Hi Charles,

I use Sarah's Golden Rule and Richard's libraries concept as much as possible. In one project I'm using a few giant script repository stacks for everything that can be abstracted - actually they're just super-sized libraries.

Also, I find my focus improves when I do some pre-planning... not the funeral arrangements kind, but the flowcharts kind with paper and pencil. I depict a process or system on paper with as non-computerish, action-oriented labels and terms as possible, then desk-check my system on paper to see if I covered everything, and then use the flowchart as a roadmap in development of handlers and objects.

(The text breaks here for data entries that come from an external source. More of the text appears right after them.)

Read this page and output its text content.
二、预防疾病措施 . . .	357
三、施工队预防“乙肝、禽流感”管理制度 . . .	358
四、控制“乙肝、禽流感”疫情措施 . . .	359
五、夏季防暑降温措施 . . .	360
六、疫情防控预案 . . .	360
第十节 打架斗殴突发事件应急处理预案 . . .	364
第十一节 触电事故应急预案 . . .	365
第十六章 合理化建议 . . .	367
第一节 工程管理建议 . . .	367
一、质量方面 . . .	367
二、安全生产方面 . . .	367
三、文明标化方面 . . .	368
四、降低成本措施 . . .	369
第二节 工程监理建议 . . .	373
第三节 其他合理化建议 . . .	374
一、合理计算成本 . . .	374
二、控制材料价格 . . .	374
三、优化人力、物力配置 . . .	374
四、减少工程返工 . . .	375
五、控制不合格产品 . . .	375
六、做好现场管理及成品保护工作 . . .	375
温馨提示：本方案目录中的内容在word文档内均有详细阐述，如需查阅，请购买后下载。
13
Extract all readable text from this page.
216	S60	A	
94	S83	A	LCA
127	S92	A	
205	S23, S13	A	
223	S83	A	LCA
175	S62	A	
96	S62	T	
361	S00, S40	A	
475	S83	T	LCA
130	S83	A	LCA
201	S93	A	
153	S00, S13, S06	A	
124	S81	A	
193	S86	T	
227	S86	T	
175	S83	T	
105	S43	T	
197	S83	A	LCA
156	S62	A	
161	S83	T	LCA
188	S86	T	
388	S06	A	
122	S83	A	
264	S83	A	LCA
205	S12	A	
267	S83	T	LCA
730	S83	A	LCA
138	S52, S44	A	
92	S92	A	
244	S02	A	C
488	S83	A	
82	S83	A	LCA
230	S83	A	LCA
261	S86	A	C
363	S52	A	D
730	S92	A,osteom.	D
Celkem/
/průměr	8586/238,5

Regarding your question, this kind of project planning may result in insight that helps you organize your code in a way that will be intuitively obvious to you, so you'll just "know" where to look for such-and-such kind of handler.

Phil Davis



Charles Hartman wrote:
I know this is going to sound like a *really* dumb question, if only because it's so vague. But I'm wondering how people adjust their workflow to the way Transcript's code is dispersed among many separate scripts.

I keep getting lost. I keep forgetting where my code is that does such-and-such. (Which script was that in?) So I keep losing track of what I was about to do next, and my concentration falls apart. It's making Rev *much* slower for me to program in than supposedly more complicated languages like Python and C++.

Anybody think this makes any sense? Any hints how to think about it differently?